Subsidies to “green energy” industries also impact energy prices by creating barriers to developing more oil and gas production. Especially in poorer countries, food supplies are also affected by bans on nitrogen, which reduce the productivity per unit of soil. “Low-cost synthetic fertilizer,” Lomborg writes, “is one of the greatest technologies humanity has invented for feeding the world, but it’s mostly made with natural gas. Even with almost a billion people at risk of starvation, climate-obsessed bureaucrats still object to producing more fertilizer because of the fossil fuels required.”
Worst of all, given that 80% of the world’s energy comes from fossil fuels, the fanciful goal to reach zero carbon emissions by 2050 would cost $5 trillion dollars a year, a bill that would devastate the developing world.
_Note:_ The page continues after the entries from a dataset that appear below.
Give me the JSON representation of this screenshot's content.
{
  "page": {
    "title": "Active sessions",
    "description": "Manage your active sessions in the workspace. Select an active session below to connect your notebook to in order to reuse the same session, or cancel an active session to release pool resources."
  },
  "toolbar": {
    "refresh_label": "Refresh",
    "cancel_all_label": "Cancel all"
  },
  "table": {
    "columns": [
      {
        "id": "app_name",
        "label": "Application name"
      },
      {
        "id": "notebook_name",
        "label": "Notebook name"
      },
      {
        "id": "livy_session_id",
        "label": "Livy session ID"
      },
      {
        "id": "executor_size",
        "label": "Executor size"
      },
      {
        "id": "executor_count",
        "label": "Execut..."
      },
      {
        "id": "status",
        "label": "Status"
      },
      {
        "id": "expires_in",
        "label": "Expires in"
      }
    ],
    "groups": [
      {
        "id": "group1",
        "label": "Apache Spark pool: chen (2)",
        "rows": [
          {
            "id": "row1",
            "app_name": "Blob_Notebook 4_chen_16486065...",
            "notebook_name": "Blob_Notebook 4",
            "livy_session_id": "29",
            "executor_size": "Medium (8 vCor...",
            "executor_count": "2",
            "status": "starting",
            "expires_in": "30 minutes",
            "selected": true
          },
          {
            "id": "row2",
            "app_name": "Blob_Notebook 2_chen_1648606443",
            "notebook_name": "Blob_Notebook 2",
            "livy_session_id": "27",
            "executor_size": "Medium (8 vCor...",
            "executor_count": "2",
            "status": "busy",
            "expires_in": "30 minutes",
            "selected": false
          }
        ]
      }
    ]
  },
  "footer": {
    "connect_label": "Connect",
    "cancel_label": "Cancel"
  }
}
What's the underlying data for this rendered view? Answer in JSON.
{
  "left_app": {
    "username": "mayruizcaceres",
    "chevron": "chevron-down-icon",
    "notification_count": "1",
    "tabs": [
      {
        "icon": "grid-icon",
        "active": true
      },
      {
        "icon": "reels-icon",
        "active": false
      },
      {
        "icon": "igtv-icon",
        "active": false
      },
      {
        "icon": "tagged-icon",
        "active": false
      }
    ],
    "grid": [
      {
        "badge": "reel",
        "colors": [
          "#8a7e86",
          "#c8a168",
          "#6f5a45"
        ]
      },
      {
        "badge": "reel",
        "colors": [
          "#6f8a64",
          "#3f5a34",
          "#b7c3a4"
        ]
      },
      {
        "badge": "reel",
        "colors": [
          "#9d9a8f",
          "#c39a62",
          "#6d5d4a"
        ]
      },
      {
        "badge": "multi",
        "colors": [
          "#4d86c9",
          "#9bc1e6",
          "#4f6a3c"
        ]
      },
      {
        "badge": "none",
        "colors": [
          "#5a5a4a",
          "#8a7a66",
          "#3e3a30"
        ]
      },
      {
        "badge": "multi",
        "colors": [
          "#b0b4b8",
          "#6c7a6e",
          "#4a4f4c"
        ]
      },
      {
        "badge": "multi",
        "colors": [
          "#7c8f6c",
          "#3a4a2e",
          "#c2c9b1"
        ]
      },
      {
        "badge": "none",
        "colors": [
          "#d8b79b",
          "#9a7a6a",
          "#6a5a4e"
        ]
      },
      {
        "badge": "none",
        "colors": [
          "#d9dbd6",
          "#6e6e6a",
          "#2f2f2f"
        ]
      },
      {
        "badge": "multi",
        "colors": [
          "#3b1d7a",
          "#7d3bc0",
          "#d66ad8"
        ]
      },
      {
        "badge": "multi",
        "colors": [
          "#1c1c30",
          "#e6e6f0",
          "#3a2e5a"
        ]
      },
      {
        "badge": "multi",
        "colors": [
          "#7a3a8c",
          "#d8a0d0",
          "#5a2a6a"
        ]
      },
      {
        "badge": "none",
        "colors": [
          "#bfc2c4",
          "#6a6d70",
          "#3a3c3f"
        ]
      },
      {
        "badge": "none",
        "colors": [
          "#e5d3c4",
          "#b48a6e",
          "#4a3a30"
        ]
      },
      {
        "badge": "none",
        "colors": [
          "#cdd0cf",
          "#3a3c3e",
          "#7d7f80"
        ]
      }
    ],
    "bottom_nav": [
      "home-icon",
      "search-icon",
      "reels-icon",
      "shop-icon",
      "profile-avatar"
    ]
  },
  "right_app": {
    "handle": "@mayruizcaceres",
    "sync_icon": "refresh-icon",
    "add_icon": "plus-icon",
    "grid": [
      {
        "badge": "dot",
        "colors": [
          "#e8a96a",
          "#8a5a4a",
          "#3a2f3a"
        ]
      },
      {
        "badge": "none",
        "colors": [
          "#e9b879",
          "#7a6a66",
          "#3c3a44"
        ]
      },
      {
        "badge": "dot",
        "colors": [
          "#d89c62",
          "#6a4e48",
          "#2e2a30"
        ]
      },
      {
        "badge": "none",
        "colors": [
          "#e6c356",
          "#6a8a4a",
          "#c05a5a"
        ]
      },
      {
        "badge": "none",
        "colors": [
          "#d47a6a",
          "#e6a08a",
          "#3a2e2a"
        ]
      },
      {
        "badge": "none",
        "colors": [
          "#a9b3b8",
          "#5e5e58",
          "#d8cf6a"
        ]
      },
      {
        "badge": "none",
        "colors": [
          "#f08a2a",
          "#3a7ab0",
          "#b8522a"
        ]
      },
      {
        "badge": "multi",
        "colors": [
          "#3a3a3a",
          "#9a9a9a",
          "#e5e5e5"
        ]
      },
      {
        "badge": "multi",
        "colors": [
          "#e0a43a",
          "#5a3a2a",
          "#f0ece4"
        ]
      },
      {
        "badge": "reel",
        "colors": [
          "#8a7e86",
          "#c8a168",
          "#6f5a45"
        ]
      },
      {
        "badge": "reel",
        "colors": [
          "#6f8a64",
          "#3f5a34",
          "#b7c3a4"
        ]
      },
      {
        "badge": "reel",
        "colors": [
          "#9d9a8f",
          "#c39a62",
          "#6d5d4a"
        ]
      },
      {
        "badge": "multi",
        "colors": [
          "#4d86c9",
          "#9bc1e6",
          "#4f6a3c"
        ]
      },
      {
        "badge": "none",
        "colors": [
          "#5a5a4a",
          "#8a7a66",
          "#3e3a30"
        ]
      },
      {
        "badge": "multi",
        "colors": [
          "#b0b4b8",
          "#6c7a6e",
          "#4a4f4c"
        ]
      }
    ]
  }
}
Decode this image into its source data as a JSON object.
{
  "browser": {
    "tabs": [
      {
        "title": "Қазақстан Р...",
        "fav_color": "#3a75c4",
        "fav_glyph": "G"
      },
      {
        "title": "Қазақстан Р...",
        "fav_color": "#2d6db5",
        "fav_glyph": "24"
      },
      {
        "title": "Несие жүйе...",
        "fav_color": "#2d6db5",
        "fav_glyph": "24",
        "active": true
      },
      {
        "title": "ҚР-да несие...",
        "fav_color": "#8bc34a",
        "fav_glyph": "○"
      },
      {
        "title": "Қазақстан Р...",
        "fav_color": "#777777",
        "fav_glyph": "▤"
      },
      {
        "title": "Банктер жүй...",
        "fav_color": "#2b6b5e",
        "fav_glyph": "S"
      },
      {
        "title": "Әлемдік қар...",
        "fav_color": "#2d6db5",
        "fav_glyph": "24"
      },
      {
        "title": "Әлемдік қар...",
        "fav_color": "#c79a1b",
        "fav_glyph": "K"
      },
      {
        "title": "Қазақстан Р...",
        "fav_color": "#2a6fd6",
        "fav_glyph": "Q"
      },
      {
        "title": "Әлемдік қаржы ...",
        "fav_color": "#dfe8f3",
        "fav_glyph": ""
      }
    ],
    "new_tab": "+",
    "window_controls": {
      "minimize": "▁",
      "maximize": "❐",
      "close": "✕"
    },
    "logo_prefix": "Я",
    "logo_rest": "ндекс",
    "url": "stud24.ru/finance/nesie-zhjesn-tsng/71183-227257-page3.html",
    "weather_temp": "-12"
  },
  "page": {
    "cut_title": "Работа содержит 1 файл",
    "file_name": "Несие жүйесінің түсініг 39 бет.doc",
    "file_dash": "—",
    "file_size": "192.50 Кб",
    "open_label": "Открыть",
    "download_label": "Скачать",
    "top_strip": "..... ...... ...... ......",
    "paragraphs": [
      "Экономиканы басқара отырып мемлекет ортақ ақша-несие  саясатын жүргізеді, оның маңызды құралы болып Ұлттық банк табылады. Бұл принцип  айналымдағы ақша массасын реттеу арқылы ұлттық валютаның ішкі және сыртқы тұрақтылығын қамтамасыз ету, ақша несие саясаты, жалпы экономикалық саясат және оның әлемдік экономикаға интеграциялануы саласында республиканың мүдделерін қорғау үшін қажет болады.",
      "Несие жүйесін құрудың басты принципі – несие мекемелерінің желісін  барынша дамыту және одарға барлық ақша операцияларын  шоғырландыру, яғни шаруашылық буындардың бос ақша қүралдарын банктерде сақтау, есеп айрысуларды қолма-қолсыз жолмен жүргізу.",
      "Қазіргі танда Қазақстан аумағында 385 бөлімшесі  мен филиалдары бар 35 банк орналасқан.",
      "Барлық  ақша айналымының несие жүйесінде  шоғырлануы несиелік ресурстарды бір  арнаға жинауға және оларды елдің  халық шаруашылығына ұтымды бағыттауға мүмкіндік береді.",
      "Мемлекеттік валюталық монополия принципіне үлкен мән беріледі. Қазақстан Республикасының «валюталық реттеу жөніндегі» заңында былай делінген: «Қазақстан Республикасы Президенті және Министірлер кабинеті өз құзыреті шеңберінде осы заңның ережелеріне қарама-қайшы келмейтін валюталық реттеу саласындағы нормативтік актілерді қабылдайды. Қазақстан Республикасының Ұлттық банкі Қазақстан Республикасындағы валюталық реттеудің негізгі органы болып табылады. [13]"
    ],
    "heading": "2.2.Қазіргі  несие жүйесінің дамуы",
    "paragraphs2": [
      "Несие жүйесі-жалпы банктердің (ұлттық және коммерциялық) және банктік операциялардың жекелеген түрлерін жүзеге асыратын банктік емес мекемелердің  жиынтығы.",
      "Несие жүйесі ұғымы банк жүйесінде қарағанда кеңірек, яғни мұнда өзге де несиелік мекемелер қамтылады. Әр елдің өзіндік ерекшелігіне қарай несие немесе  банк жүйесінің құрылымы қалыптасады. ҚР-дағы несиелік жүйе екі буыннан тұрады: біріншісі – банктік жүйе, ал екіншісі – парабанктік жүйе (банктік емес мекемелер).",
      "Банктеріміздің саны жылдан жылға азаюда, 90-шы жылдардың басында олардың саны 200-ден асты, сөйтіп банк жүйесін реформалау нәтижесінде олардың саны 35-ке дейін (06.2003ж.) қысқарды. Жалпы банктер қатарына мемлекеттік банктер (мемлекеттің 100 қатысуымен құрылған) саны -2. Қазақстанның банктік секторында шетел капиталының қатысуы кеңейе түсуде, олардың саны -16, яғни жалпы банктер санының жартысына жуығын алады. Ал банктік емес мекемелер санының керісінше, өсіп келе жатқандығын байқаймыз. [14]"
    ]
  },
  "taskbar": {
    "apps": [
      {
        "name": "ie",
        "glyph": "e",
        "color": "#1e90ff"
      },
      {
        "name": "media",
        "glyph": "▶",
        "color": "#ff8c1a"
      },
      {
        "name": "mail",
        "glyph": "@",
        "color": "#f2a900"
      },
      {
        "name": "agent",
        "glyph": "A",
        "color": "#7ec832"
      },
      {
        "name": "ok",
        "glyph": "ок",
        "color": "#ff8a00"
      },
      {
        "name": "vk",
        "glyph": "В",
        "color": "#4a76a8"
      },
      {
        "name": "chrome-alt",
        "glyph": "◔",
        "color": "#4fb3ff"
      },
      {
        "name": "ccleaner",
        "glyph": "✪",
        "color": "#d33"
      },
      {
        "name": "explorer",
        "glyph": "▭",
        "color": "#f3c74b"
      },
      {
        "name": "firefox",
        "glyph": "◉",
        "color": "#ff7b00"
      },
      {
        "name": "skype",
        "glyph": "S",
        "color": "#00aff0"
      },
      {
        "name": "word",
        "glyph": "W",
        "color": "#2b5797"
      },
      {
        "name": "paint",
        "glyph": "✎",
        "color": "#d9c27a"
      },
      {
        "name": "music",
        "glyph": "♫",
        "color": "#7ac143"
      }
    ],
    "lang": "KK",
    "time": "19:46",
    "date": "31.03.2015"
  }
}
And, Lomborg goes on, “even if all current climate policies were fully implemented, by midcentury fossil fuels would still provide more than half of all energy used world-wide, according to the International Energy Agency.” The cost of that energy obviously would be much more punitive for the developing world.
Yet despite the lessons of Europe’s energy shortages; despite the revisionist scientists who have exposed the bad science propping up the warmists’ doomsday narratives; despite the heartless indifference to the plight of poor developing nations caused by such climate policies, the Dems are trying to double-down on their failures.
And they are doing this all to keep the “green energy” grift going, at the same time further degrading the health of our economy, just so the failed president and his party can score a legislative “win” for their left-wing base before the midterm elections.